Het aantal bevestigde besmettingen geeft een misleidend beeld van zowel de hoogte als het tijdstip van de echte piek van besmettingen in België. Dat toon ik hieronder aan met data van zowel Sciensano zelf als van steekproeven van het Rode Kruis.
In een eerder artikel heb ik al aangetoond dat er veel meer besmettingen zijn gebeurd in België dan de bevestigde aantallen zouden suggereren: in plaats van ca. 60.000 gevallen ligt het aantal echte doorgemaakte COVID-19 infecties eerder rond de 600.000. Dit blijkt uit steekproeven met reststalen van bloeddonors: bij 4,7% zijn antilichamen teruggevonden tegen het SARS-CoV-2-virus.
De verklaring van deze ogenschijnlijke discrepantie ligt in het lage aantal uitgevoerde testen bij de aanvang van de epidemie (zie ook de lichtblauwe curve in de grafiek van de website van VRTNWS hieronder), en bij de vaststelling dat meer dan 80% van de mensen die besmet zijn geen of slechts milde symptomen vertonen.

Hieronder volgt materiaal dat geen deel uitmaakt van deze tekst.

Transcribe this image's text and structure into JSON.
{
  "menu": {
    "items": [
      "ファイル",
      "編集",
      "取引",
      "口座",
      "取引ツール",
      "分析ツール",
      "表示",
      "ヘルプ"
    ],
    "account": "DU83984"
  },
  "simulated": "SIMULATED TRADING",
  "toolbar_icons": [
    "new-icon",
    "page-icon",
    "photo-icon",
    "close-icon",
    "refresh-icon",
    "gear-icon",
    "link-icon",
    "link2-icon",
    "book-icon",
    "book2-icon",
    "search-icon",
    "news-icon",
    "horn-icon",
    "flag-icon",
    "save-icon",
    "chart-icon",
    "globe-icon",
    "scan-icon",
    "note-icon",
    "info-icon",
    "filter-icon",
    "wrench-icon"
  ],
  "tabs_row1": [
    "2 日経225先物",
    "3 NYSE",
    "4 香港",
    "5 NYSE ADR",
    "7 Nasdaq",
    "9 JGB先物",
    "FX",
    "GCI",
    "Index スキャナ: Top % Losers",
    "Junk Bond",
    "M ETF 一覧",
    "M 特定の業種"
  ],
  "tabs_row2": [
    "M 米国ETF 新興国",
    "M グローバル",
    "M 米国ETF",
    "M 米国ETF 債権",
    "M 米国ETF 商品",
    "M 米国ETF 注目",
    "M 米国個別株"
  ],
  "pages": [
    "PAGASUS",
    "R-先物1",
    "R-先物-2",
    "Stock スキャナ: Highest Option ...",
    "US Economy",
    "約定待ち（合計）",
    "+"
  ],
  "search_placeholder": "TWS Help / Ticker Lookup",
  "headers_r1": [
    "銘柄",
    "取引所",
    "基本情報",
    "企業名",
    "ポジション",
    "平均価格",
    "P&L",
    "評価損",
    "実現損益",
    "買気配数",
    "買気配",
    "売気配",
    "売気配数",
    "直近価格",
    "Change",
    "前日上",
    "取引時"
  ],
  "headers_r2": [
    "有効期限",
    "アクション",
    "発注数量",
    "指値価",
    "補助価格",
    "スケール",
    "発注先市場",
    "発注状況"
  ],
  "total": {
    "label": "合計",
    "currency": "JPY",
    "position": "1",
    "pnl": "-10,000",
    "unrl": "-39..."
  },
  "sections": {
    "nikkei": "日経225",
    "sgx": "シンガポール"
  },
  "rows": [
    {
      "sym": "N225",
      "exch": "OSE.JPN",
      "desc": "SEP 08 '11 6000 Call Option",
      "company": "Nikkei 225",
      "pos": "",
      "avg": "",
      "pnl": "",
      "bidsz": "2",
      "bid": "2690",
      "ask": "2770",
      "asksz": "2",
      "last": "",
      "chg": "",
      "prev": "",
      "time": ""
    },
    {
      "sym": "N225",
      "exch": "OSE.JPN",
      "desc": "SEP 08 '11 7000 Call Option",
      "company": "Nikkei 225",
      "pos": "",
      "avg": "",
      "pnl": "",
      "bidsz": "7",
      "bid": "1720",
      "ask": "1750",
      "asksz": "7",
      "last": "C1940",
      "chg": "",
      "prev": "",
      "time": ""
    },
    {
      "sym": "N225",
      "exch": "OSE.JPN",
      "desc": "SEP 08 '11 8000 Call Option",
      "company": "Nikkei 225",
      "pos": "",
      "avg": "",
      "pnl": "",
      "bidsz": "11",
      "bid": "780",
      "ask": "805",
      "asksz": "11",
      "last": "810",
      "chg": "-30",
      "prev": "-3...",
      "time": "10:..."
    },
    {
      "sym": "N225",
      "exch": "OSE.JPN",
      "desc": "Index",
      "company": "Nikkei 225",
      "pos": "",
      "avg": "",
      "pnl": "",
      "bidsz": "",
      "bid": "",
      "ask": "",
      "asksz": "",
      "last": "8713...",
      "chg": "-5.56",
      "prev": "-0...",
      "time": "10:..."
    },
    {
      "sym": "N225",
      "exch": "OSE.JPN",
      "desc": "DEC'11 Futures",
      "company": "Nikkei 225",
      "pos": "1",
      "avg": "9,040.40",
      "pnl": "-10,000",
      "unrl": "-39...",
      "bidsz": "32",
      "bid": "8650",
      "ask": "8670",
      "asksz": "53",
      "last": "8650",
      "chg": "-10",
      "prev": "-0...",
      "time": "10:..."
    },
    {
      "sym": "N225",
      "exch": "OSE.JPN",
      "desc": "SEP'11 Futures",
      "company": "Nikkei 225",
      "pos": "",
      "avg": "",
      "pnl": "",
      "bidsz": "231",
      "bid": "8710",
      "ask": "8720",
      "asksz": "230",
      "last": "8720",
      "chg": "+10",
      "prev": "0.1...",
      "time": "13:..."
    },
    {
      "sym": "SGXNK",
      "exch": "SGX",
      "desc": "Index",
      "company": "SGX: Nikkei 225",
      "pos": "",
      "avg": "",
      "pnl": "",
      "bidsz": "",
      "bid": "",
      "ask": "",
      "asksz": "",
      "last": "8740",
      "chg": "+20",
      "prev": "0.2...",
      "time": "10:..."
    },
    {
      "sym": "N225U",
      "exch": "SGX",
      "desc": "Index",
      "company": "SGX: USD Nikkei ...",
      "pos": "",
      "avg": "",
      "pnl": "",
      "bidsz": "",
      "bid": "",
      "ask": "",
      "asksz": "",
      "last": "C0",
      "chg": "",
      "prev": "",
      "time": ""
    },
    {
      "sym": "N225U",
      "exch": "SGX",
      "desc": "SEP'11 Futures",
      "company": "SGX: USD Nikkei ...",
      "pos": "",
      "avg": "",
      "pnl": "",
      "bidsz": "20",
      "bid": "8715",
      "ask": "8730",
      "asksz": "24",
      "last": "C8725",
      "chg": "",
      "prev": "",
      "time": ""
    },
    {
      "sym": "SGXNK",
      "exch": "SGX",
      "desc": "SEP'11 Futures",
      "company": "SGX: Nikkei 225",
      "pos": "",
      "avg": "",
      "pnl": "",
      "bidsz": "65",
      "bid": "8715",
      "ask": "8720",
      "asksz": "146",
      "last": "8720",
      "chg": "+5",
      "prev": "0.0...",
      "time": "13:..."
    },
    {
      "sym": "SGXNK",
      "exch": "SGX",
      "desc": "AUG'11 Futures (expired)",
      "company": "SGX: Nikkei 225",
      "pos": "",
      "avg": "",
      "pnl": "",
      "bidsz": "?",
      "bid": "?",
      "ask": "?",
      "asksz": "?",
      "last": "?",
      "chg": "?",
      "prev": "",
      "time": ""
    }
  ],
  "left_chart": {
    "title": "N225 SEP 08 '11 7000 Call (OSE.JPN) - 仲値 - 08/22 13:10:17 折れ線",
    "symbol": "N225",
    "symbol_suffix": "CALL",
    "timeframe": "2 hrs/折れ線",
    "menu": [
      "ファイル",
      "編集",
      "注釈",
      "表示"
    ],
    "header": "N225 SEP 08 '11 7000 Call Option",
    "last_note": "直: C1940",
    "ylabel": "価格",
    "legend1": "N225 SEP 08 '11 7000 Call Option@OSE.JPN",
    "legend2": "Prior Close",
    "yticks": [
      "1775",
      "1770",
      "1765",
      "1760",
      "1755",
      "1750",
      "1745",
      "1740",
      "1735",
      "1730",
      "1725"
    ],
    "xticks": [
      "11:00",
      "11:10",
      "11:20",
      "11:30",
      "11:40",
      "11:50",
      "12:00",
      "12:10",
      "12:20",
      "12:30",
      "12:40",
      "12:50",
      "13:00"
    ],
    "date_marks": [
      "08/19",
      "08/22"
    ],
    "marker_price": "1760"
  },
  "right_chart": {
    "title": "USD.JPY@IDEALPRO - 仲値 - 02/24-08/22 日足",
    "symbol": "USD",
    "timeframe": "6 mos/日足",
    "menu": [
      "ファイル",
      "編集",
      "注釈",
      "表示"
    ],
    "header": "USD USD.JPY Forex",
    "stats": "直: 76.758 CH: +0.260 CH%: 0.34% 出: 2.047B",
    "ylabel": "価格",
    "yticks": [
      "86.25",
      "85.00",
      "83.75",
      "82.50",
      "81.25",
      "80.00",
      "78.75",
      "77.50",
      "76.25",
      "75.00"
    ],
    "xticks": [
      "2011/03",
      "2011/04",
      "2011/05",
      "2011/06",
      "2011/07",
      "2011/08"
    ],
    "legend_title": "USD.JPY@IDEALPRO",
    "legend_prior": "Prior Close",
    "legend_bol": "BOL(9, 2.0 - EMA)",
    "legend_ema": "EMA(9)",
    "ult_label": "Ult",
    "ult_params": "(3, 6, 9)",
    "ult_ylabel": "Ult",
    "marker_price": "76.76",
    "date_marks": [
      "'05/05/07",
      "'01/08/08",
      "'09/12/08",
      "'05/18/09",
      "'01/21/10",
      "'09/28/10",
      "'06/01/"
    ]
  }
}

Uit de steekproeven op de reststalen van bloeddonors (grafiek in eerder artikel) blijkt dat het percentage besmette burgers sinds midden april is gestabiliseerd rond de 4,7%. Dit geeft een beeld van minstens twee weken ervoor, het duurt namelijk even na een besmetting voordat het lichaam antilichamen heeft aangemaakt die men via een dergelijk bloedonderzoek kan objectiveren.
Dit alleen al doet vermoeden dat de piek van de besmettingen sinds eind maart achter de rug is, en niet pas eind april zoals de bovenstaande grafiek doet uitschijnen.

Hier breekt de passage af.